Since leaving the Red Bulls in 2017, Baah has truly been there and back again. Well, not quite, but he has played for teams in Kazakhstan, Belarus, and Finland. The 29-year-old Accra native was most recently with Shakhter Karagandy, which finished in fourth place in the Kazakhstan Premier League and qualified for a spot in the third-tier Europa Conference League.
Will Baah be back with Шахтерлер (The Miners) next season? A request for comment (I tweeted at him) went unanswered.
Honduras was devastated by the landfall of two hurricanes, Eta and Iota, in the space of ten days. The country continues to deal with the fallout, with many areas still flooded. It’s at times like these where many choose to step up and help their fellow man, hoping to ease the burden caused by random natural disaster.
One-time captain of the Honduras national team and former Red Bull Amado Guevara is doing his part. He is raffling off one of his most treasured pieces of memorabilia: the shirt in which he won his first domestic title with Motagua. The money “will be sent directly to families affected by the hurricanes.”

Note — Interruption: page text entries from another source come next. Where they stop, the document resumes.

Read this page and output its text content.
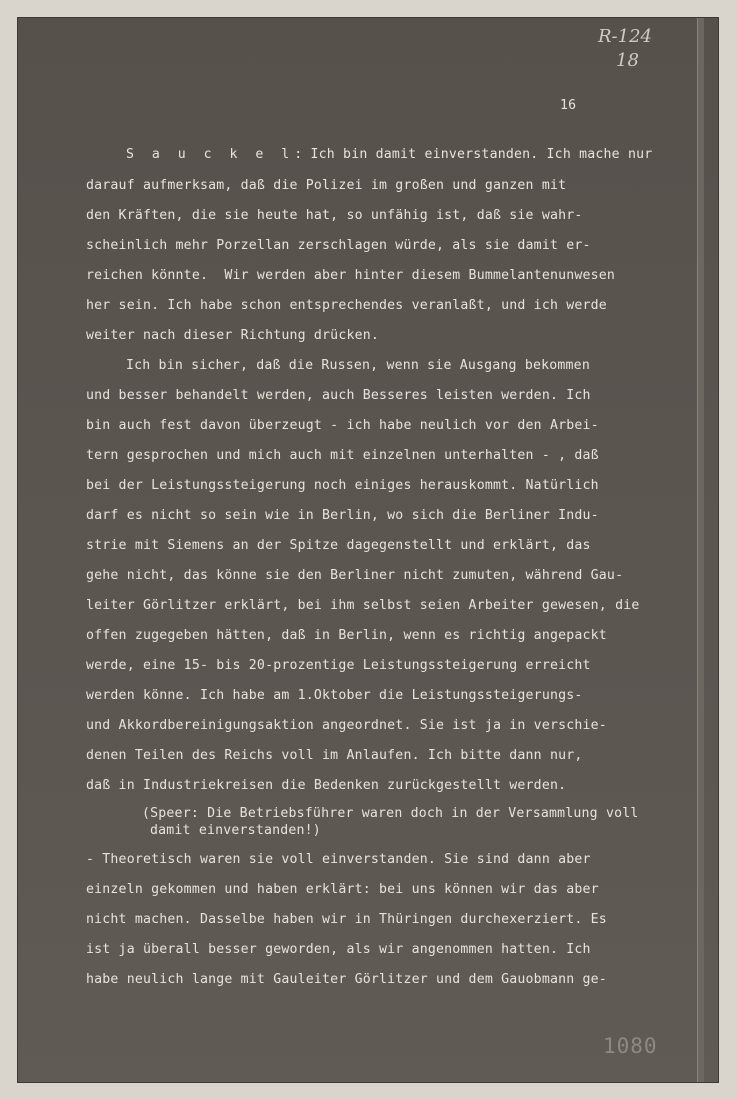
R-124
18
16
S a u c k e l: Ich bin damit einverstanden. Ich mache nur
darauf aufmerksam, daß die Polizei im großen und ganzen mit
den Kräften, die sie heute hat, so unfähig ist, daß sie wahr-
scheinlich mehr Porzellan zerschlagen würde, als sie damit er-
reichen könnte.  Wir werden aber hinter diesem Bummelantenunwesen
her sein. Ich habe schon entsprechendes veranlaßt, und ich werde
weiter nach dieser Richtung drücken.
Ich bin sicher, daß die Russen, wenn sie Ausgang bekommen
und besser behandelt werden, auch Besseres leisten werden. Ich
bin auch fest davon überzeugt - ich habe neulich vor den Arbei-
tern gesprochen und mich auch mit einzelnen unterhalten - , daß
bei der Leistungssteigerung noch einiges herauskommt. Natürlich
darf es nicht so sein wie in Berlin, wo sich die Berliner Indu-
strie mit Siemens an der Spitze dagegenstellt und erklärt, das
gehe nicht, das könne sie den Berliner nicht zumuten, während Gau-
leiter Görlitzer erklärt, bei ihm selbst seien Arbeiter gewesen, die
offen zugegeben hätten, daß in Berlin, wenn es richtig angepackt
werde, eine 15- bis 20-prozentige Leistungssteigerung erreicht
werden könne. Ich habe am 1.Oktober die Leistungssteigerungs-
und Akkordbereinigungsaktion angeordnet. Sie ist ja in verschie-
denen Teilen des Reichs voll im Anlaufen. Ich bitte dann nur,
daß in Industriekreisen die Bedenken zurückgestellt werden.
(Speer: Die Betriebsführer waren doch in der Versammlung voll
damit einverstanden!)
- Theoretisch waren sie voll einverstanden. Sie sind dann aber
einzeln gekommen und haben erklärt: bei uns können wir das aber
nicht machen. Dasselbe haben wir in Thüringen durchexerziert. Es
ist ja überall besser geworden, als wir angenommen hatten. Ich
habe neulich lange mit Gauleiter Görlitzer und dem Gauobmann ge-
1080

Guevara is also participating in a local donation drive “with other Hondurans living in Miami, Florida.” The September 15 Foundation collected at least 20 tons of donations as of November 28th, including “medicines, clothing, imperishable food, healthy safety equipment, and toys.” The former MLS MVP was able to use his social media popularity to publicize the charity, demonstrating a strong commitment to helping those in need.
In a slight return to normalcy, Creighton University staged the Under the Lights team scrimmages, providing the first live sports for local fans in quite a long time. The men’s and women’s soccer teams competed at the event which also featured carnival games. The latter squad is managed by former MetroStar Ross Paule.
The 44-year-old assumed the role at his alma mater in December of 2014 after several years in the youth soccer world. Paule played for the club in 2001 and 2002, making 36 total appearances. After his release, he enjoyed a successful stint with the Columbus Crew, but his career was cut short at 29 years old due to post-concussion syndrome.
Being forced to retire early is a hard pill to swallow. Thankfully Paule was able to stay with the game and appears, based on recent records, to be steadily improving the Bluejays program. As of right now, there are tentative plans for this academic year’s season to be played in the spring.
More residential and commercial construction is coming to Harrison, New Jersey. Invictus Real Estate Partners “has funded an 89.5 million dollar construction loan” for mixed use development. According to Real Estate Weekly, Phase I includes “205 residential units, 7,670 square feet of commercial space, and 218 parking spaces.” The next stage will add additional residences, business, and parking but will also include the construction of a “200-key hotel.”
Once considered less than ideal when compared to other urban downtown MLS locations, Harrison is now positioned to become quite the thriving community, with the New York Times questioning whether the Newark suburb is “the next Hoboken.” A sparkling, new upgraded PATH station should add to the growth of the area. The jewel has been and will continue to be the shining stadium on the hill that is Red Bull Arena.
Here’s a joke that was submitted by Josephine of Secaucus.
“If the area becomes too upscale, we’ll be forced to call him the Two-Dollar Water Guy.”
Thank you, Josephine. That would indeed take some getting used to.